Les conséquences concrètes pour les entreprises et les marchés
Pour les entreprises américaines exportant vers le Canada, l’entrée en vigueur des surtaxes le 8 septembre laisse moins de deux semaines pour s’adapter ou renégocier des contrats. Du côté canadien, les importateurs de produits américains verront leurs coûts s’envoler, ce qui pourrait se répercuter sur les prix à la consommation dans certains secteurs. Les investisseurs suivront de près la réaction de Wall Street et de la Bourse de Toronto dans les jours qui viennent : les guerres commerciales entre partenaires majeurs créent historiquement une volatilité importante sur les indices et les devises. Le dollar canadien, déjà soumis à des pressions depuis le début de l’escalade, pourrait connaître de nouveaux soubresauts.
Par ailleurs, la décision d’Ottawa d’accompagner les surtaxes d’un plan de soutien aux secteurs exposés soulève une question budgétaire non négligeable : financer simultanément des mesures de rétorsion et des aides aux industries fragilisées représente un effort fiscal significatif, à l’heure où plusieurs économies développées cherchent à assainir leurs finances publiques.
Ce qu’il faut surveiller dans les prochaines semaines
La date du 8 septembre 2026 devient désormais le prochain rendez-vous crucial.

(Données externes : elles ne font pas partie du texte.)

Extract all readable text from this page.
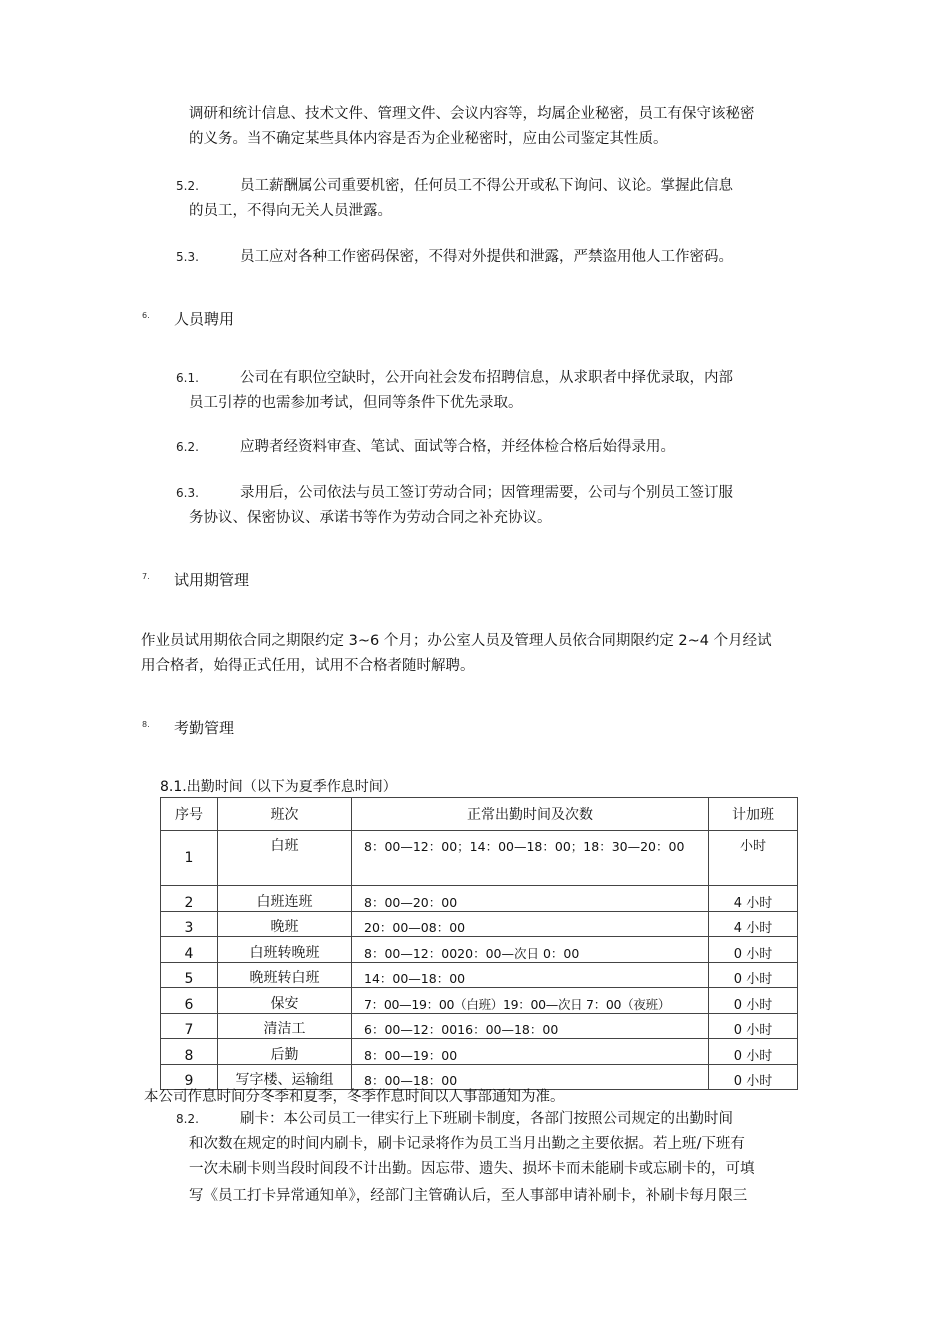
调研和统计信息、技术文件、管理文件、会议内容等，均属企业秘密，员工有保守该秘密
的义务。当不确定某些具体内容是否为企业秘密时，应由公司鉴定其性质。
5.2.	员工薪酬属公司重要机密，任何员工不得公开或私下询问、议论。掌握此信息
的员工，不得向无关人员泄露。
5.3.	员工应对各种工作密码保密，不得对外提供和泄露，严禁盗用他人工作密码。
6. 人员聘用
6.1.	公司在有职位空缺时，公开向社会发布招聘信息，从求职者中择优录取，内部
员工引荐的也需参加考试，但同等条件下优先录取。
6.2.	应聘者经资料审查、笔试、面试等合格，并经体检合格后始得录用。
6.3.	录用后，公司依法与员工签订劳动合同；因管理需要，公司与个别员工签订服
务协议、保密协议、承诺书等作为劳动合同之补充协议。
7. 试用期管理
作业员试用期依合同之期限约定 3~6 个月；办公室人员及管理人员依合同期限约定 2~4 个月经试
用合格者，始得正式任用，试用不合格者随时解聘。
8. 考勤管理
8.1.出勤时间（以下为夏季作息时间）
序号	班次	正常出勤时间及次数	计加班
1	白班	8：00—12：00；14：00—18：00；18：30—20：00	小时
2	白班连班	8：00—20：00	4 小时
3	晚班	20：00—08：00	4 小时
4	白班转晚班	8：00—12：0020：00—次日 0：00	0 小时
5	晚班转白班	14：00—18：00	0 小时
6	保安	7：00—19：00（白班）19：00—次日 7：00（夜班）	0 小时
7	清洁工	6：00—12：0016：00—18：00	0 小时
8	后勤	8：00—19：00	0 小时
9	写字楼、运输组	8：00—18：00	0 小时
本公司作息时间分冬季和夏季，冬季作息时间以人事部通知为准。
8.2.	刷卡：本公司员工一律实行上下班刷卡制度，各部门按照公司规定的出勤时间
和次数在规定的时间内刷卡，刷卡记录将作为员工当月出勤之主要依据。若上班/下班有
一次未刷卡则当段时间段不计出勤。因忘带、遗失、损坏卡而未能刷卡或忘刷卡的，可填
写《员工打卡异常通知单》，经部门主管确认后，至人事部申请补刷卡，补刷卡每月限三
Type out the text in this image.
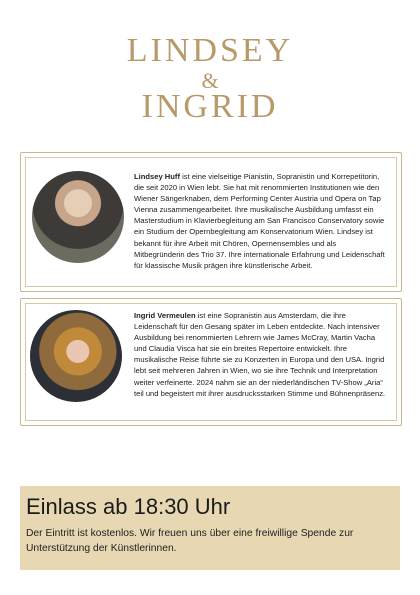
LINDSEY
&
INGRID
Lindsey Huff ist eine vielseitige Pianistin, Sopranistin und Korrepetitorin, die seit 2020 in Wien lebt. Sie hat mit renommierten Institutionen wie den Wiener Sängerknaben, dem Performing Center Austria und Opera on Tap Vienna zusammengearbeitet. Ihre musikalische Ausbildung umfasst ein Masterstudium in Klavierbegleitung am San Francisco Conservatory sowie ein Studium der Opernbegleitung am Konservatorium Wien. Lindsey ist bekannt für ihre Arbeit mit Chören, Opernensembles und als Mitbegründerin des Trio 37. Ihre internationale Erfahrung und Leidenschaft für klassische Musik prägen ihre künstlerische Arbeit.
Ingrid Vermeulen ist eine Sopranistin aus Amsterdam, die ihre Leidenschaft für den Gesang später im Leben entdeckte. Nach intensiver Ausbildung bei renommierten Lehrern wie James McCray, Martin Vacha und Claudia Visca hat sie ein breites Repertoire entwickelt. Ihre musikalische Reise führte sie zu Konzerten in Europa und den USA. Ingrid lebt seit mehreren Jahren in Wien, wo sie ihre Technik und Interpretation weiter verfeinerte. 2024 nahm sie an der niederländischen TV-Show „Aria“ teil und begeistert mit ihrer ausdrucksstarken Stimme und Bühnenpräsenz.
Einlass ab 18:30 Uhr
Der Eintritt ist kostenlos. Wir freuen uns über eine freiwillige Spende zur Unterstützung der Künstlerinnen.
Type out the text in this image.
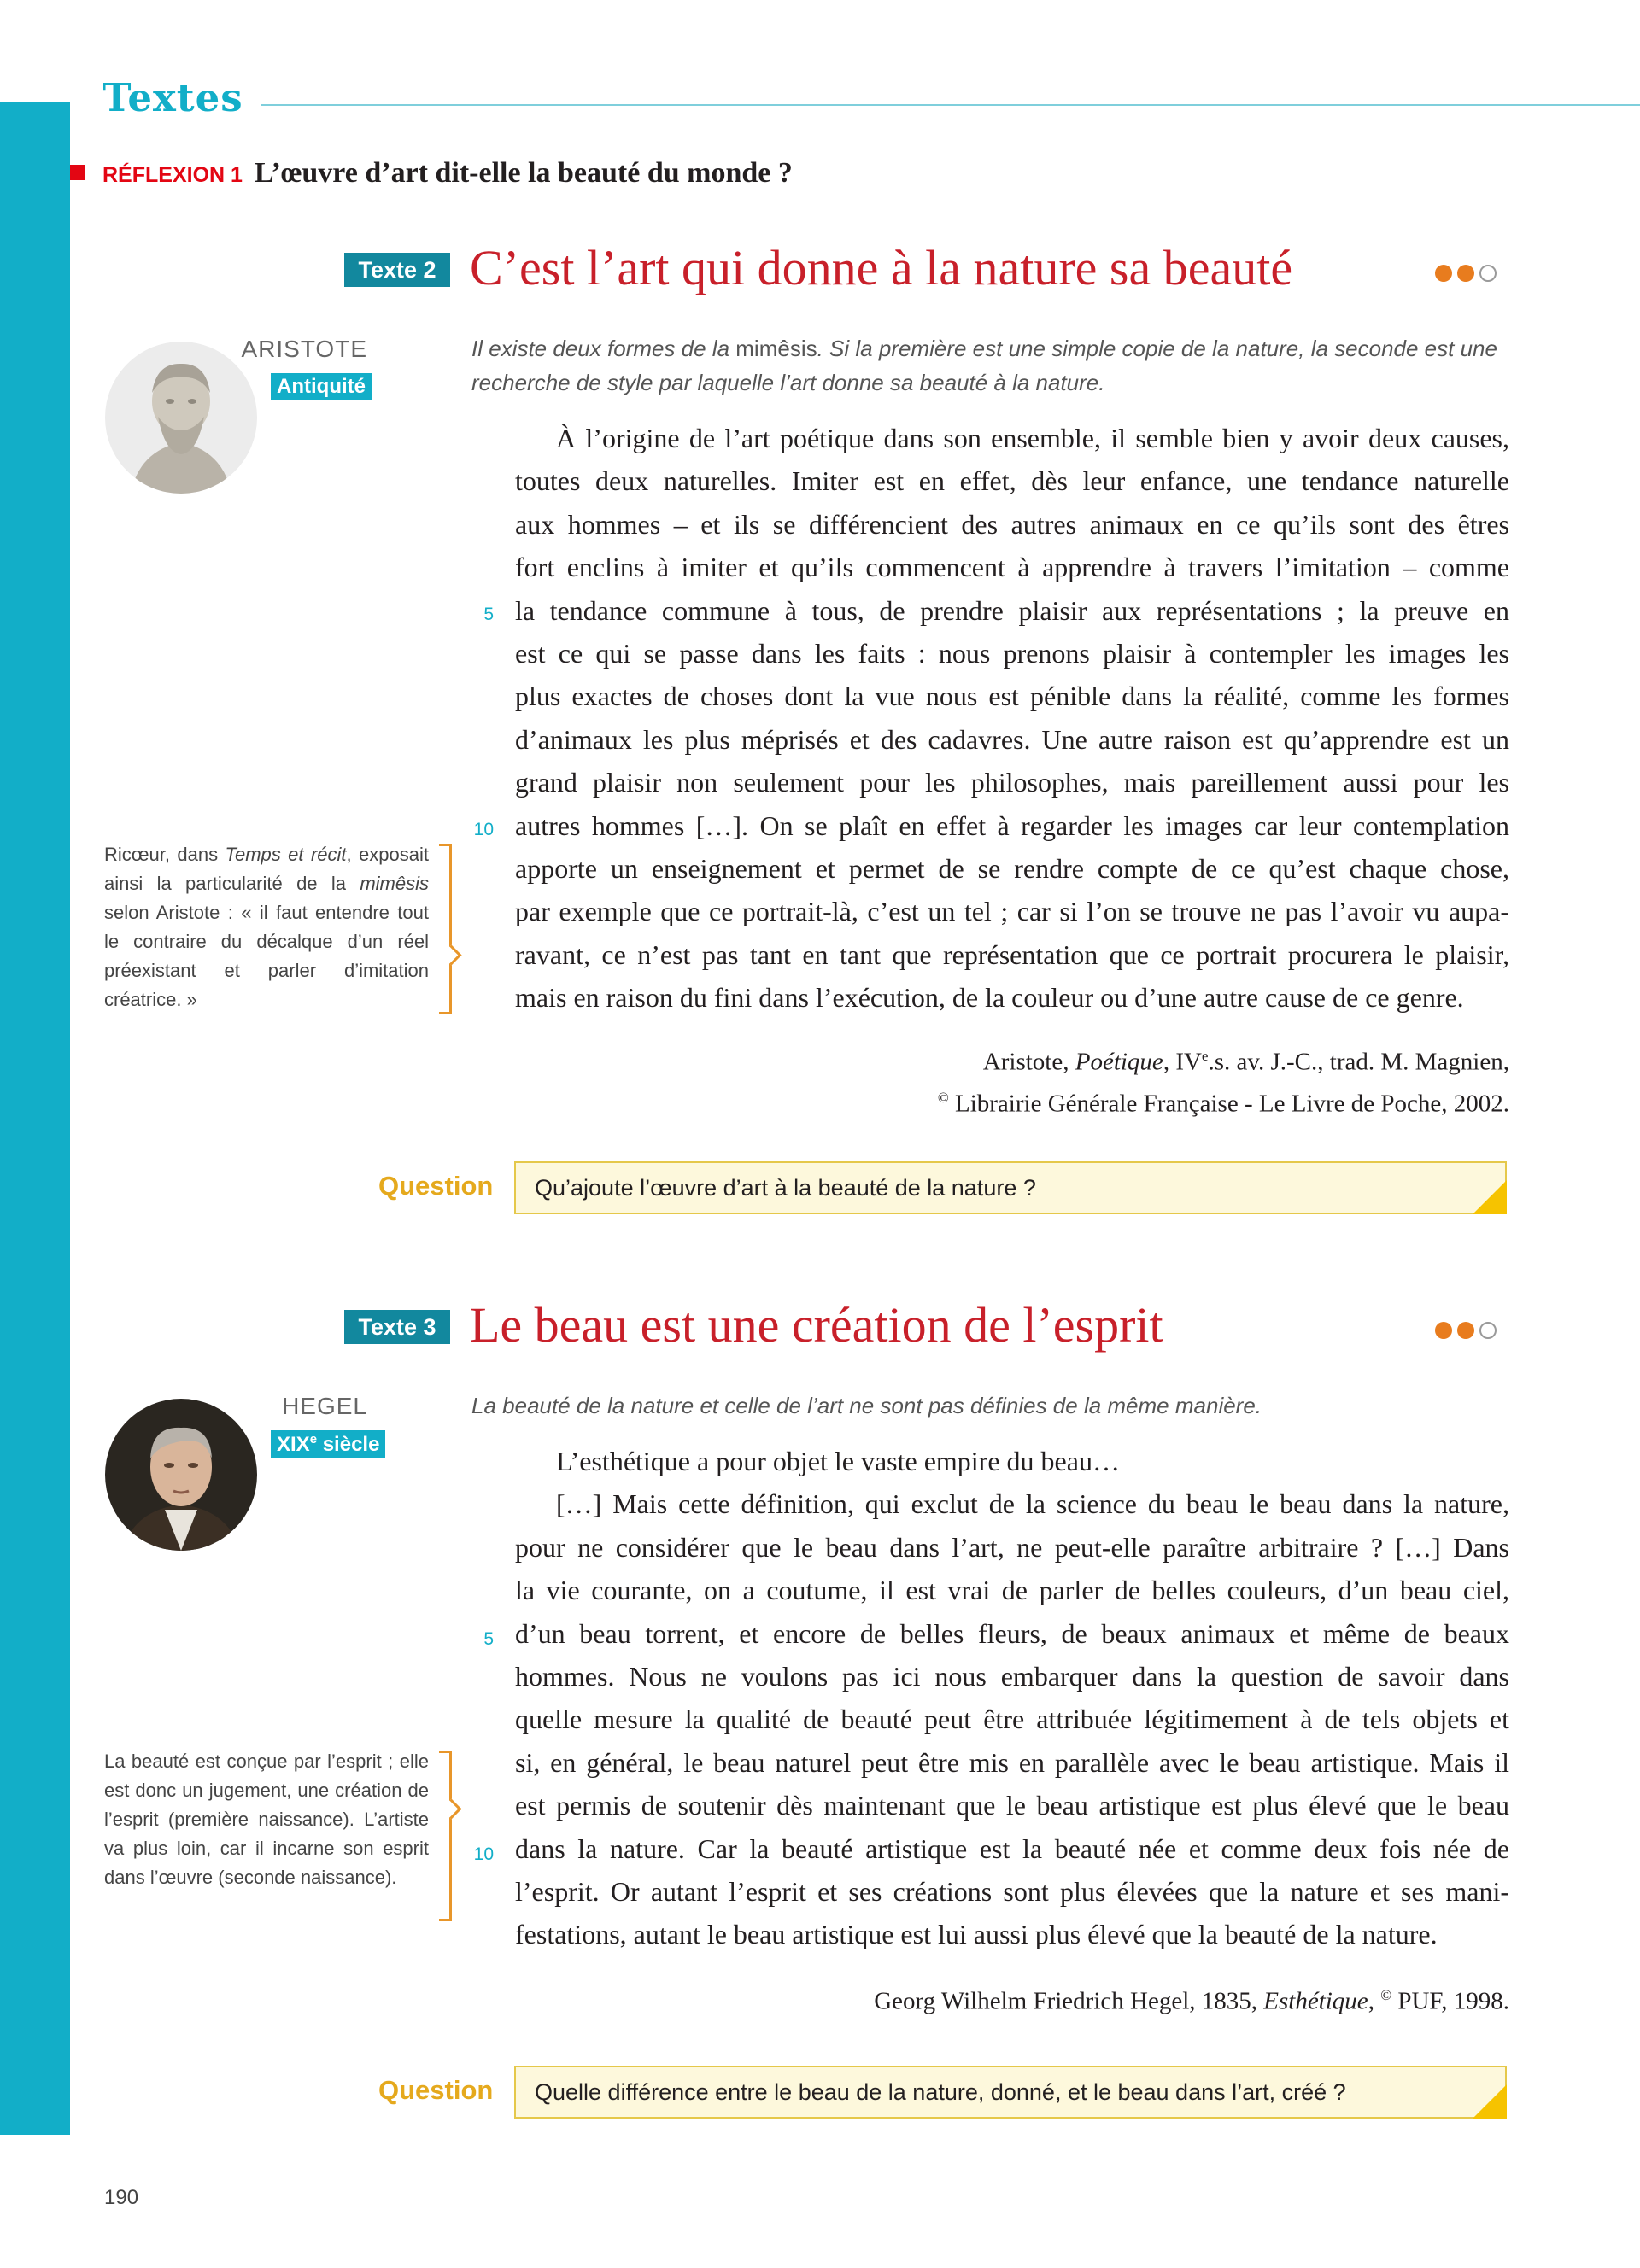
Textes
RÉFLEXION 1 L’œuvre d’art dit-elle la beauté du monde ?
Texte 2 C’est l’art qui donne à la nature sa beauté
ARISTOTE
Antiquité
Il existe deux formes de la mimêsis. Si la première est une simple copie de la nature, la seconde est une recherche de style par laquelle l’art donne sa beauté à la nature.
À l’origine de l’art poétique dans son ensemble, il semble bien y avoir deux causes,
toutes deux naturelles. Imiter est en effet, dès leur enfance, une tendance naturelle
aux hommes – et ils se différencient des autres animaux en ce qu’ils sont des êtres
fort enclins à imiter et qu’ils commencent à apprendre à travers l’imitation – comme
la tendance commune à tous, de prendre plaisir aux représentations ; la preuve en
est ce qui se passe dans les faits : nous prenons plaisir à contempler les images les
plus exactes de choses dont la vue nous est pénible dans la réalité, comme les formes
d’animaux les plus méprisés et des cadavres. Une autre raison est qu’apprendre est un
grand plaisir non seulement pour les philosophes, mais pareillement aussi pour les
autres hommes […]. On se plaît en effet à regarder les images car leur contemplation
apporte un enseignement et permet de se rendre compte de ce qu’est chaque chose,
par exemple que ce portrait-là, c’est un tel ; car si l’on se trouve ne pas l’avoir vu aupa-
ravant, ce n’est pas tant en tant que représentation que ce portrait procurera le plaisir,
mais en raison du fini dans l’exécution, de la couleur ou d’une autre cause de ce genre.
5
10
Aristote, Poétique, IVe.s. av. J.-C., trad. M. Magnien,
© Librairie Générale Française - Le Livre de Poche, 2002.
Ricœur, dans Temps et récit, exposait ainsi la particularité de la mimêsis selon Aristote : « il faut entendre tout le contraire du décalque d’un réel préexistant et parler d’imitation créatrice. »
Question Qu’ajoute l’œuvre d’art à la beauté de la nature ?
Texte 3 Le beau est une création de l’esprit
HEGEL
XIXe siècle
La beauté de la nature et celle de l’art ne sont pas définies de la même manière.
L’esthétique a pour objet le vaste empire du beau…
[…] Mais cette définition, qui exclut de la science du beau le beau dans la nature,
pour ne considérer que le beau dans l’art, ne peut-elle paraître arbitraire ? […] Dans
la vie courante, on a coutume, il est vrai de parler de belles couleurs, d’un beau ciel,
d’un beau torrent, et encore de belles fleurs, de beaux animaux et même de beaux
hommes. Nous ne voulons pas ici nous embarquer dans la question de savoir dans
quelle mesure la qualité de beauté peut être attribuée légitimement à de tels objets et
si, en général, le beau naturel peut être mis en parallèle avec le beau artistique. Mais il
est permis de soutenir dès maintenant que le beau artistique est plus élevé que le beau
dans la nature. Car la beauté artistique est la beauté née et comme deux fois née de
l’esprit. Or autant l’esprit et ses créations sont plus élevées que la nature et ses mani-
festations, autant le beau artistique est lui aussi plus élevé que la beauté de la nature.
5
10
Georg Wilhelm Friedrich Hegel, 1835, Esthétique, © PUF, 1998.
La beauté est conçue par l’esprit ; elle est donc un jugement, une création de l’esprit (première naissance). L’artiste va plus loin, car il incarne son esprit dans l’œuvre (seconde naissance).
Question Quelle différence entre le beau de la nature, donné, et le beau dans l’art, créé ?
190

D’ici là, deux scénarios sont possibles : une reprise des négociations bilatérales sous pression, qui pourrait conduire à une suspension partielle des mesures de part et d’autre, ou une entrée en application effective des surtaxes, auquel cas Washington devrait décider de riposter à son tour, poussant l’escalade encore plus haut. Le fait que Trump ait réagi publiquement à la polémique sur la langue française montre que le dossier est politiquement sensible des deux côtés de la frontière, ce qui réduit généralement les marges de compromis à court terme.
Ce qu’il faut retenir
- Le Canada impose des surtaxes de 15 % à 50 % sur des produits américains, effectives le 8 septembre 2026, en réponse aux droits de douane imposés par Washington.
- Ottawa associe ces mesures punitives à un plan de soutien pour les secteurs canadiens les plus fragilisés par le conflit commercial.
- La tension dépasse le seul cadre économique : une querelle sur le statut du français dans les négociations a encore durci le ton entre Mark Carney et Donald Trump.